Positive Findings:Pain in the anterior shoulder or reproduction of the patient’s symptoms with the test.
Instability Special Tests:
Load and Shift Test
Description: The Load and Shift test examines integrity of shoulder stability in the anterior and posterior directions.
Maneuver: Have the patient seated or supine with their arm relaxed and resting at their side. Grasp the head of the humerus with thumb and fingers and apply an anterior and posterior glide from the resting position.
Positive Findings: Excessive gliding of the humeral head is considered to be a positive test. The degree of stability can be graded based on the following: Grade 0 is no gliding from the center of the glenoid, Grade 1 equals translation to the glenoid rim, Grade 2 translation of the head over the glenoid rim but no locking, and Grade 3 results in the head of the humerus locking over the glenoid rim.
Description: The apprehension test, described by Row and Zarin, tests for anterior instability of the shoulder. The relocation test, described by Jobe, is used in conjunction with the apprehension test to distinguish between anterior instability and primary impingement of the shoulder.
Maneuver: : To perform the apprehension test, have the patient supine, with their arm abducted and elbow flexed to 90°. Gently externally rotate the arm. Once the patient becomes apprehensive or complains of pain, proceed with the relocation and surprise test by applying a posterior force to the humeral head.
Positive Findings: For the apprehension test, the patient may complain of pain or be apprehensive that their arm may dislocate as it is externally rotated. The relocation test is positive if the symptoms of apprehension reduce, or if the clinician is able to externally rotate the shoulder further without any increase in pain or apprehension. If the symptoms persist following the posterior directed force, the pain is associated with primary impingement and not anterior shoulder instability.
Description: The sulcus sign tests for inferior instability caused by laxity of the inferior glenohumeral ligament complex.
Maneuver: : Have the patient seated with their arm resting at their side.
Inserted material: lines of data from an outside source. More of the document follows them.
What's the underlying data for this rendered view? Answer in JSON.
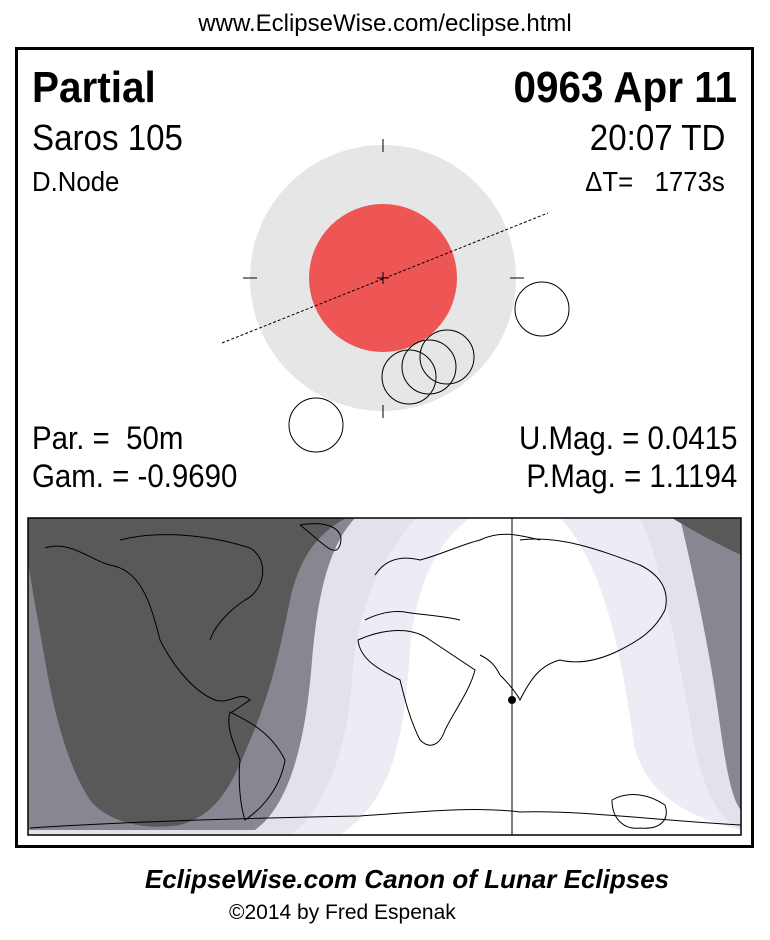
{
  "url": "www.EclipseWise.com/eclipse.html",
  "header": {
    "type": "Partial",
    "date": "0963 Apr 11",
    "saros": "Saros 105",
    "time": "20:07 TD",
    "node": "D.Node",
    "delta_t": "ΔT=   1773s"
  },
  "stats": {
    "partial_duration": "Par. =  50m",
    "gamma": "Gam. = -0.9690",
    "umbral_magnitude": "U.Mag. = 0.0415",
    "penumbral_magnitude": "P.Mag. = 1.1194"
  },
  "colors": {
    "penumbra": "#e6e6e6",
    "umbra": "#ee5555",
    "map_dark": "#595959",
    "map_mid": "#878792",
    "map_light": "#e2e2ec",
    "map_lighter": "#ececf4"
  },
  "footer": {
    "title": "EclipseWise.com Canon of Lunar Eclipses",
    "copyright": "©2014 by Fred Espenak"
  }
}
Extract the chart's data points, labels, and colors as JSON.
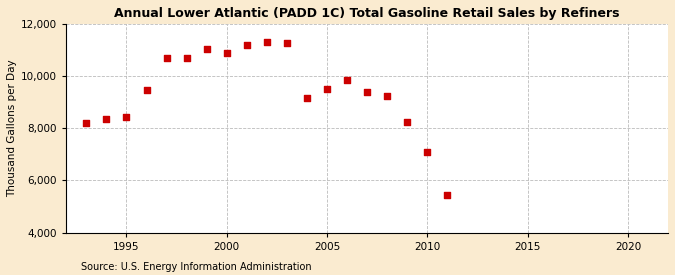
{
  "title": "Annual Lower Atlantic (PADD 1C) Total Gasoline Retail Sales by Refiners",
  "ylabel": "Thousand Gallons per Day",
  "source": "Source: U.S. Energy Information Administration",
  "fig_background_color": "#faebd0",
  "plot_background_color": "#ffffff",
  "marker_color": "#cc0000",
  "years": [
    1993,
    1994,
    1995,
    1996,
    1997,
    1998,
    1999,
    2000,
    2001,
    2002,
    2003,
    2004,
    2005,
    2006,
    2007,
    2008,
    2009,
    2010,
    2011
  ],
  "values": [
    8200,
    8350,
    8430,
    9450,
    10700,
    10700,
    11050,
    10900,
    11200,
    11300,
    11250,
    9150,
    9500,
    9850,
    9400,
    9250,
    8250,
    7100,
    5450
  ],
  "xlim": [
    1992,
    2022
  ],
  "ylim": [
    4000,
    12000
  ],
  "yticks": [
    4000,
    6000,
    8000,
    10000,
    12000
  ],
  "xticks": [
    1995,
    2000,
    2005,
    2010,
    2015,
    2020
  ],
  "title_fontsize": 9,
  "ylabel_fontsize": 7.5,
  "tick_fontsize": 7.5,
  "source_fontsize": 7
}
Grasp the patient’s upper arm and apply a distal force to it.
Positive Findings: Increased inferior movement of the humeral head or the visible development of a sulcus at the glenohumeral joint are positive findings. A positive test can often suggest that the patient has multidirectional instability, espeically if there are other signs of join instability.
Labral Special Tests:
Description: This test examines the integrity of the glenoid labrum and the acromioclavicular joint.
Maneuver: With the patient seated or standing, instruct the patient to raise their arm into 90° of forward flexion with their elbow extended, and then adduct their arm 10-15°. Have the patient internally rotate their arm and point their thumb down to the ground. Apply a downward force to the arm. Then instruct the patient to externally rotate their arm and point their thumb towards the ceiling. Again, apply a downward force.
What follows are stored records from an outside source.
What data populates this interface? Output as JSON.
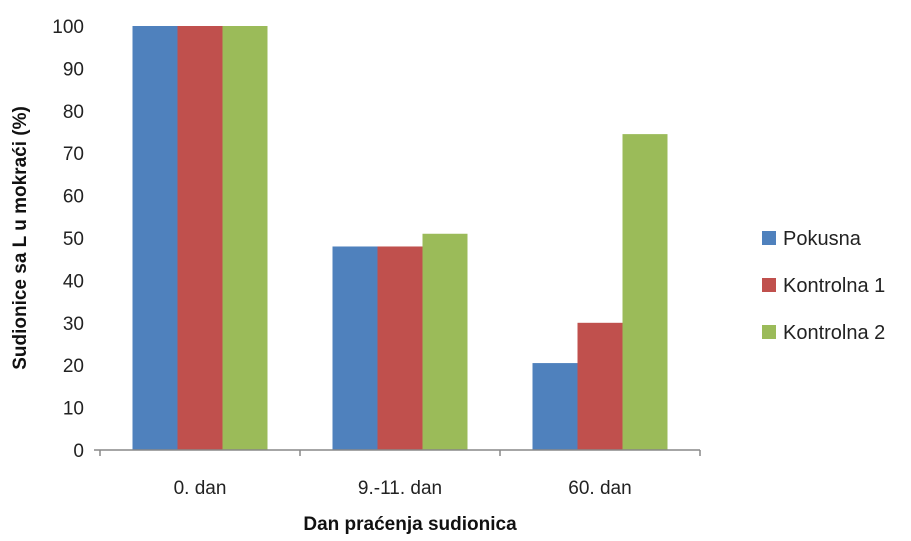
{
  "chart_data": {
    "type": "bar",
    "categories": [
      "0. dan",
      "9.-11. dan",
      "60. dan"
    ],
    "series": [
      {
        "name": "Pokusna",
        "values": [
          100,
          48,
          20.5
        ],
        "color": "#4F81BD"
      },
      {
        "name": "Kontrolna 1",
        "values": [
          100,
          48,
          30
        ],
        "color": "#C0504D"
      },
      {
        "name": "Kontrolna 2",
        "values": [
          100,
          51,
          74.5
        ],
        "color": "#9BBB59"
      }
    ],
    "xlabel": "Dan praćenja sudionica",
    "ylabel": "Sudionice sa L u  mokraći (%)",
    "ylim": [
      0,
      100
    ],
    "yticks": [
      0,
      10,
      20,
      30,
      40,
      50,
      60,
      70,
      80,
      90,
      100
    ],
    "grid": false,
    "legend": "right"
  }
}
Positive Findings: Positive findings for labral pathology occur when the first test reproduces pain, while the second test decreases or eliminates pain. The pain associated with labral tears is described as being deep in the shoulder. Pain situated over the acromioclavicular joint is associated with acromioclavicular joint pathology such as osteoarthritis or a shoulder separation, rather than labral pathology. Pain in the AC joint is usually equal with the palm down or the palm up.